The Overhead Wire Daily | May 1st, 2024 | Digital Public Utilities
May 1, 2024
One of the things we’ve been thinking about a lot is the idea of transportation infrastructure as a public utility. Now more than ever I believe streets and rights of way are public utilities considering the value of this urban space we use for human transportation and goods movement, water management, and electricity and internet provision. Giving it away for free has led to many perverse incentives including vehicles now roaming around without passengers and private vehicle storage consuming acres of public lands.
So back in 2019 we had the amazing Nate Berg write a piece for us and Moovel discussing the tug of war between private companies and public entities on transportation data, which Nate evolved out of some of my thinking about whether streets could be seen as a public utility. The discussion was heating up due to ride hailing and micromobility companies vying for space on city streets while collecting massive amounts of data. What they also did was move the discussion from the use of physical space to another digital dimension about data and ownership.
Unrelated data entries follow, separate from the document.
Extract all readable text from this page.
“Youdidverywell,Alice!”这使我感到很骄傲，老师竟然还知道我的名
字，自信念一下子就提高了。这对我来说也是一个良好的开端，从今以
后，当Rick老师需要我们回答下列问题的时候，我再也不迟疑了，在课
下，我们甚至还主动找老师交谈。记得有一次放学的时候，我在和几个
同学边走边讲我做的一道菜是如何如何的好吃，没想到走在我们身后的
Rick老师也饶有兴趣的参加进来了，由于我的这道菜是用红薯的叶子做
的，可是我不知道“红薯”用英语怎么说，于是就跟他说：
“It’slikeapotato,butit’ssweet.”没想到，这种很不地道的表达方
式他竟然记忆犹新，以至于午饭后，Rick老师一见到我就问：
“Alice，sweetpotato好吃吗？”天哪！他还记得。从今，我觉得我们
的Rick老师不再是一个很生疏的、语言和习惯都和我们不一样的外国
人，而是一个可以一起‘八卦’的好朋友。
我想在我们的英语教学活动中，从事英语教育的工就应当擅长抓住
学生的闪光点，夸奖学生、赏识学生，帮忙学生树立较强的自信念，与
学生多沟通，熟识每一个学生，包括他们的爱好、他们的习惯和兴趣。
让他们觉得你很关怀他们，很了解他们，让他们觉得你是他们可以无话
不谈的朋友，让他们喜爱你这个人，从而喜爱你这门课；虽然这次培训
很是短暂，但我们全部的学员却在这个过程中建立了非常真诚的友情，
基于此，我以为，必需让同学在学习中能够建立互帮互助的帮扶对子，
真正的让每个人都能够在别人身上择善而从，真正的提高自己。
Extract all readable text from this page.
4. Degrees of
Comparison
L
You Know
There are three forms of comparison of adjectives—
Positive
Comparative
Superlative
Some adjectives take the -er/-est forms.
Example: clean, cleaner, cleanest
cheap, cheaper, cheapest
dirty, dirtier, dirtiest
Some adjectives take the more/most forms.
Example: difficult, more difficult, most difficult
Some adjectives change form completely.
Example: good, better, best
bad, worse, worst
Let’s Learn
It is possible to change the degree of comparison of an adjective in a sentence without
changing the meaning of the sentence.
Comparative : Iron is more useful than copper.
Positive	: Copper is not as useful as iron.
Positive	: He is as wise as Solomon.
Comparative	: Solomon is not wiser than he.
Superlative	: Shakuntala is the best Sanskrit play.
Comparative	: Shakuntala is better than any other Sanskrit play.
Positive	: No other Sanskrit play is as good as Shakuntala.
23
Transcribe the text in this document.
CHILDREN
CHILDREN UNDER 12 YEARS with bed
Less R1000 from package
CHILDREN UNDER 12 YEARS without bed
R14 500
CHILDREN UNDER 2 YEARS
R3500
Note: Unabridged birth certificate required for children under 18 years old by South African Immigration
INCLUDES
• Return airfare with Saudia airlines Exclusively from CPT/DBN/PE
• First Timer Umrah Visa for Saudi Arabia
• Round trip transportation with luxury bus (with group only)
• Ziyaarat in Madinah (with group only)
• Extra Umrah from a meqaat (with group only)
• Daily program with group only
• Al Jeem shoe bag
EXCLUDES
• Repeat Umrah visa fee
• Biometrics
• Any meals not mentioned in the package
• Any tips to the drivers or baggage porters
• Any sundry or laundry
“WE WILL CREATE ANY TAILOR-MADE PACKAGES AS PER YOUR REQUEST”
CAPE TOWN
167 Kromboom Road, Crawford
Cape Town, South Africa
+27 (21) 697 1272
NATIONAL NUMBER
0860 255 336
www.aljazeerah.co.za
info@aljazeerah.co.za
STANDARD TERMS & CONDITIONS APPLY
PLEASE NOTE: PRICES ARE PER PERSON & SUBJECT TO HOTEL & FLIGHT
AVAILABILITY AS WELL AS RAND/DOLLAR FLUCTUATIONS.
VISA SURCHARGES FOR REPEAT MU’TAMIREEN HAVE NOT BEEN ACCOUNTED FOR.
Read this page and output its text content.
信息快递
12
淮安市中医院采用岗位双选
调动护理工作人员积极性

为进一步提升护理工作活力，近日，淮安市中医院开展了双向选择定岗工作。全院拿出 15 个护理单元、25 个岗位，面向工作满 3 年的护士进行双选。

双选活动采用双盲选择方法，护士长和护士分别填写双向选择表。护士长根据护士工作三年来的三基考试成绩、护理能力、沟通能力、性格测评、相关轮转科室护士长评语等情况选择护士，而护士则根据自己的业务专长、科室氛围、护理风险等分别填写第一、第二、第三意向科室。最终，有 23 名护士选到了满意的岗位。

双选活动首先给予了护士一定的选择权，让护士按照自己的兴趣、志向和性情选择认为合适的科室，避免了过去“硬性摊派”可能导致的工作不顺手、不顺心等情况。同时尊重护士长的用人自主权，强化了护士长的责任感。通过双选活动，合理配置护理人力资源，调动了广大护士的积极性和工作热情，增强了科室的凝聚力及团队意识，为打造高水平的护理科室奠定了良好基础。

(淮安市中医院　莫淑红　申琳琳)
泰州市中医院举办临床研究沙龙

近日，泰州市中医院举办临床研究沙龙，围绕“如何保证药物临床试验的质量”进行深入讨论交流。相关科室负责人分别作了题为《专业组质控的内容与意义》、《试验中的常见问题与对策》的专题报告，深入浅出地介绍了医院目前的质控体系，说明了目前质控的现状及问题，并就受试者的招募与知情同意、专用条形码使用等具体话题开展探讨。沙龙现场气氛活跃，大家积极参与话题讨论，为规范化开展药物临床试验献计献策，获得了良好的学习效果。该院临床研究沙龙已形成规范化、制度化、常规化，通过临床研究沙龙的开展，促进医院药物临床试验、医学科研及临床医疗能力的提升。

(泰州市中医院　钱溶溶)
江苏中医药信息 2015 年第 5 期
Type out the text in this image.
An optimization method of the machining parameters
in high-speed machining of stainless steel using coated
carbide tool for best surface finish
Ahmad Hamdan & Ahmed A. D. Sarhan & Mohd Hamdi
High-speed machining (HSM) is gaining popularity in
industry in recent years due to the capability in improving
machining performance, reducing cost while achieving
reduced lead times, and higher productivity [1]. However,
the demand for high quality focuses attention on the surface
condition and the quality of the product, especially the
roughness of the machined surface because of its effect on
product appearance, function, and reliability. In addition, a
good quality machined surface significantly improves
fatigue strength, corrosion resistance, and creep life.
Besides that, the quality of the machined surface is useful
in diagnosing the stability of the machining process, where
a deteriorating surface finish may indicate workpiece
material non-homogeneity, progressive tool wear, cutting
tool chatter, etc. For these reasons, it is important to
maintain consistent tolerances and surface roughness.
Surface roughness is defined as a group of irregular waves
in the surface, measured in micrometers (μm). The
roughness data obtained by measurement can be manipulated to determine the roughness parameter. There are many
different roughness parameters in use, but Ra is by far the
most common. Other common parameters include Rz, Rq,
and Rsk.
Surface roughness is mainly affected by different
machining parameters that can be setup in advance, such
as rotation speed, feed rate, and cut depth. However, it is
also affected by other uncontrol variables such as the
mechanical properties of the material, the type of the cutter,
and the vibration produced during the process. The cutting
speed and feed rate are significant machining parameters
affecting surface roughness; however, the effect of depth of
It’s interesting to me then that our conversation on digital data from mobility companies in urban spaces can also be extrapolated to mapping technology and companies such as Google, Apple, Baidu, and ESRI that have created powerful mapping and GIS tools that have evolved into their own public utilities parallel to physical rights of way and digital data created by mobility companies. The Alexander von Humboldt Institute for Internet and Society then asks whether we’ll see continued consolidation or monopolization in this space, or a new diverse set of companies and tools emerge from this mapping ecosystem that is becoming so vital not only to transportation, but the facilitation of information sharing and knowledge itself.